A question though - what advantage does transferring the gas from one container (a Restek sampler or a cylinder) to another (a headspace vial) confer ?. Is it just so that the vials can be queued and analysed automatically ?
While that was important too it was not the only reason.

In my case i needed different volumes of gas in the headspace vial to make a standard curve... and while I was analyzing gas, the samples being tested started off as lyophilized solids, which were reconstituted into suspensions which were then injected into headspace vials and the gas evolved in the vial on heating was measured.

Does that make sense to you?
OK, so you were using the gas as an external calibrant. How did you correct for the partition between gas and sample when you were analysing real samples - or did you know beforehand that all the gas would migrate into the headspace ?

Peter
Sample was suspended in water and the gas was VERY hydrophobic. In any case an equal volume of water was added to the standard headspace vials before the gas was injected.
So you did exactly what the OP was proposing, and it worked. The difference is that your samples were suspensions in liquid, and the OPs are only gasses as far as I can tell.

Peter
Peter Apps
Filling a vial with gas certainly can be done repeatably, but the two methods presented show that the procedure and the hardware have to be adapted to the job.

A question though - what advantage does transferring the gas from one container (a Restek sampler or a cylinder) to another (a headspace vial) confer ?. Is it just so that the vials can be queued and analysed automatically ?

Peter
For me, the GC I typically use to analyze CO2 has 2 rotary valves with fixed-volume loops on them, 2 columns (a nonpolar phase and a polar phase), and 2 FID detectors.

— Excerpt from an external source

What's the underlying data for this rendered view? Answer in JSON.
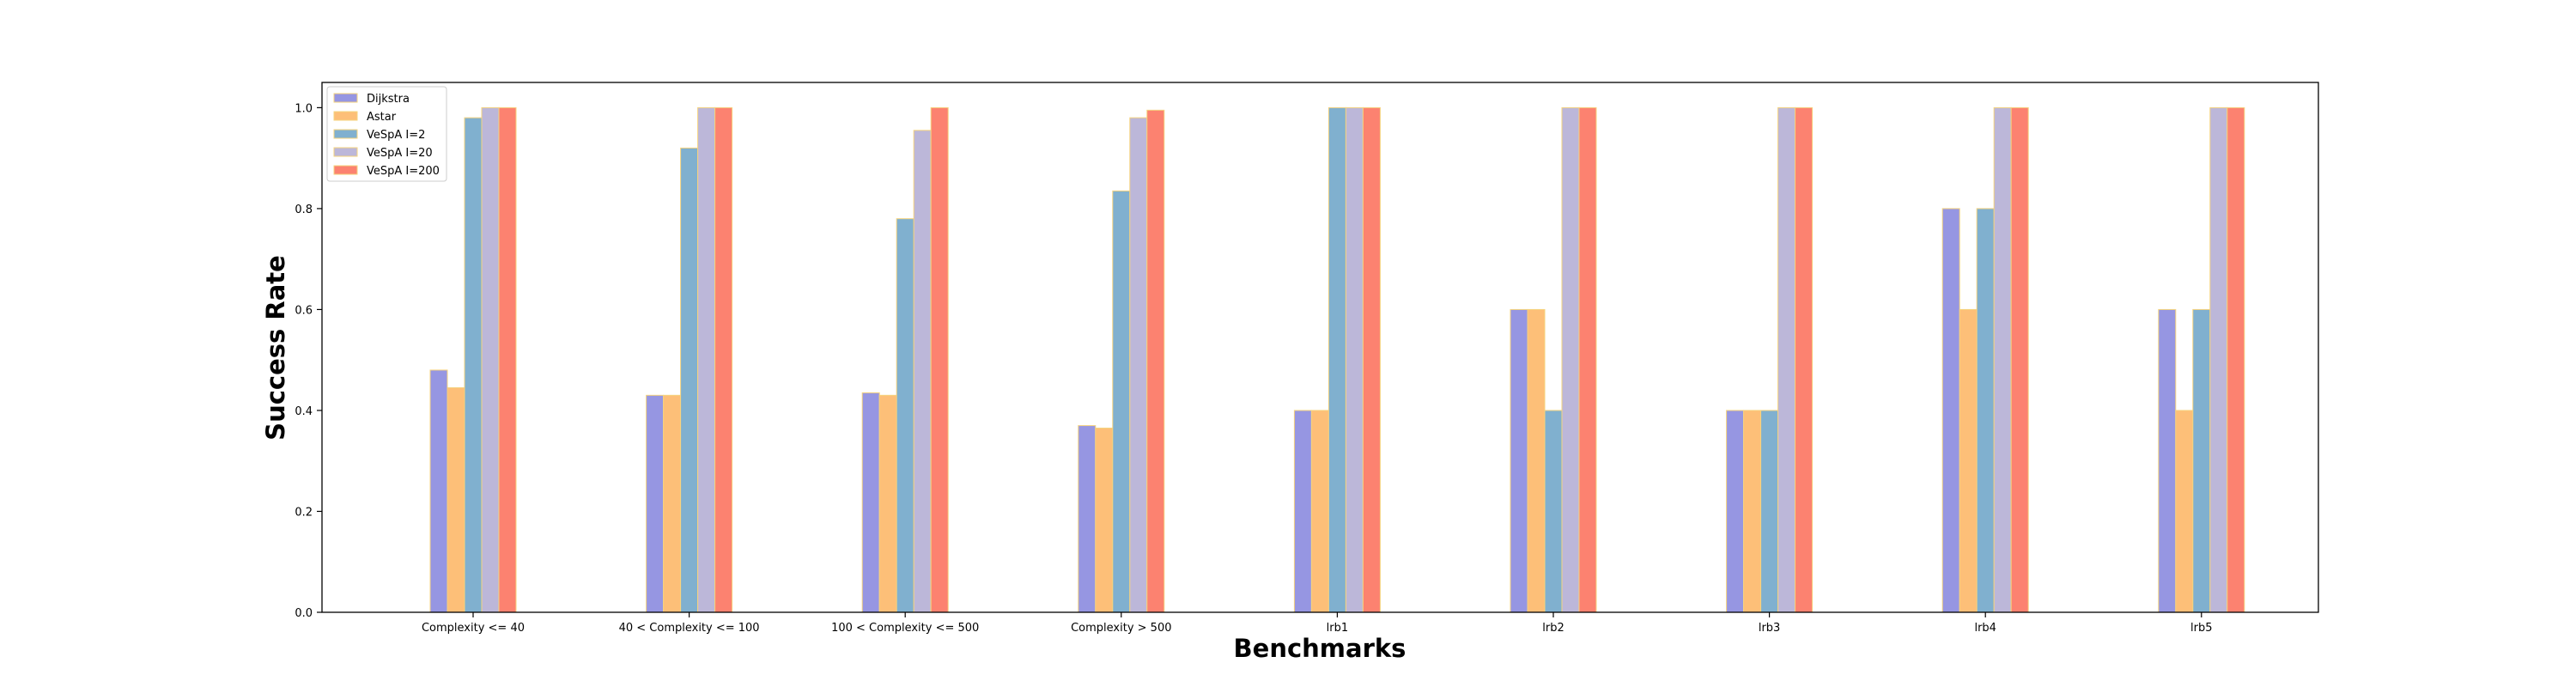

If I need to use mass spec. to confirm the identity of an unknown, I use the vial technique and SPME to get the sample into my GCMS.
Filling a vial with gas certainly can be done repeatably, but the two methods presented show that the procedure and the hardware have to be adapted to the job.

A question though - what advantage does transferring the gas from one container (a Restek sampler or a cylinder) to another (a headspace vial) confer ?. Is it just so that the vials can be queued and analysed automatically ?

Peter
For me, the GC I typically use to analyze CO2 has 2 rotary valves with fixed-volume loops on them, 2 columns (a nonpolar phase and a polar phase), and 2 FID detectors. If I need to use mass spec. to confirm the identity of an unknown, I use the vial technique and SPME to get the sample into my GCMS.
OK, so you do not need quantitative repeatability. Presumably you need confirmations rarely enough that it is not worth putting septum ports on the Restek sample containers.

Peter
Peter Apps
Hi SommerTag,

I am Roger Bardsley an Application Chemist for Teledyne Tekmar working with our headspace instruments. We have application notes for detecting light hydrocarbons (methan, ethane, ethene and propane) in water. While developing this method I created standards by 2 separate methods. Please feel free to contact me about soultions to your question. I think it is possbile, however I will need a little more backgorund on your samples.
Filling a vial with gas certainly can be done repeatably, but the two methods presented show that the procedure and the hardware have to be adapted to the job.

A question though - what advantage does transferring the gas from one container (a Restek sampler or a cylinder) to another (a headspace vial) confer ?. Is it just so that the vials can be queued and analysed automatically ?

Peter
For me, the GC I typically use to analyze CO2 has 2 rotary valves with fixed-volume loops on them, 2 columns (a nonpolar phase and a polar phase), and 2 FID detectors. If I need to use mass spec. to confirm the identity of an unknown, I use the vial technique and SPME to get the sample into my GCMS.
OK, so you do not need quantitative repeatability. Presumably you need confirmations rarely enough that it is not worth putting septum ports on the Restek sample containers.

Peter
The vial method is quantitative. I can fill a vial with a standard and calibrate with the SPME sampling. Vial Sampling + SPME Sampling + Injection gives me better than 5% RSD on things like acetaldehyde, ethanol, dimethylsulfide, BTEX.